5) Netflix: Still on punishment for the price hike, though the new David Fincher series Mindhunter is getting strong reviews. The latest Noah Baumback film has an outstanding cast and is said to have "the best performance of Adam Sandler's career." Yes, I chuckled when I read that AND when I just wrote it.
6) NBC: I was worried when the Throwback section of the site had September 2017 expiration dates for many of its series, but they now show as September 2018, indicating they are essentially meaningless. You can still enjoy shows like the original Galactica, Knight Rider, and Miami Vice free and with fairly unobnoxious commercial intrusion.
7) Watch ESPN: It's great the PlayStation Vue service lets you authenticate with many individual network apps. In some ways it's a better experience watching ESPN on here than it is on cable. There is a lot on Watch ESPN that is not otherwise available. It's a great resource for catching up on some of those 30 for 30 episodes that have not surfaced anywhere else after leaving Netflix earlier this year.
8) Tune In: You could be having a bad week, a tough day, a hectic moment, or all of those, and then you hear Deep Oldies play Eddie Holman's This Can't Be True, and all is right with the world.

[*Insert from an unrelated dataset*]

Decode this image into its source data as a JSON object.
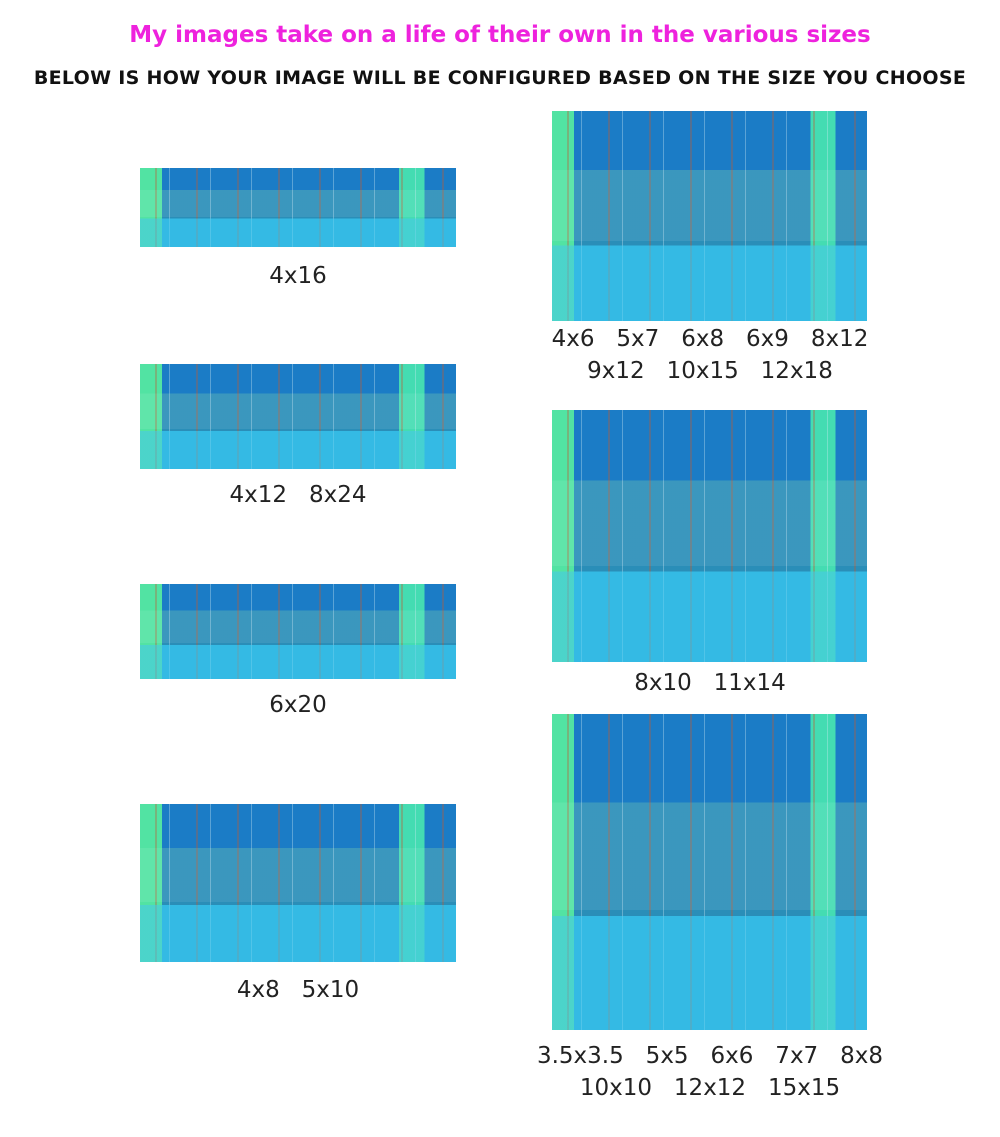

9) Dailymotion: I just discovered all the [REDACTED] cartoons are on here, so I have to watch 'em before the leave. I will say again that DM is a poor, poor, poor man's YouTube, and the Roku version is an afterthought, but it's often a great plan B when something is not on the "mothership."
10) Amazon Prime: I try to add Prime each time it debuts a series which makes me think, "you know, I wish I could see that series," and the new Lore (a reenactment show based on the paranormal/folklore podcast of the same name) intrigues me. What a terrible week it was for Amazon, though, with the current scandals bleeding into the Prime Video world and making people question if the creep running it made big picture decisions based on the creepy things he was doing.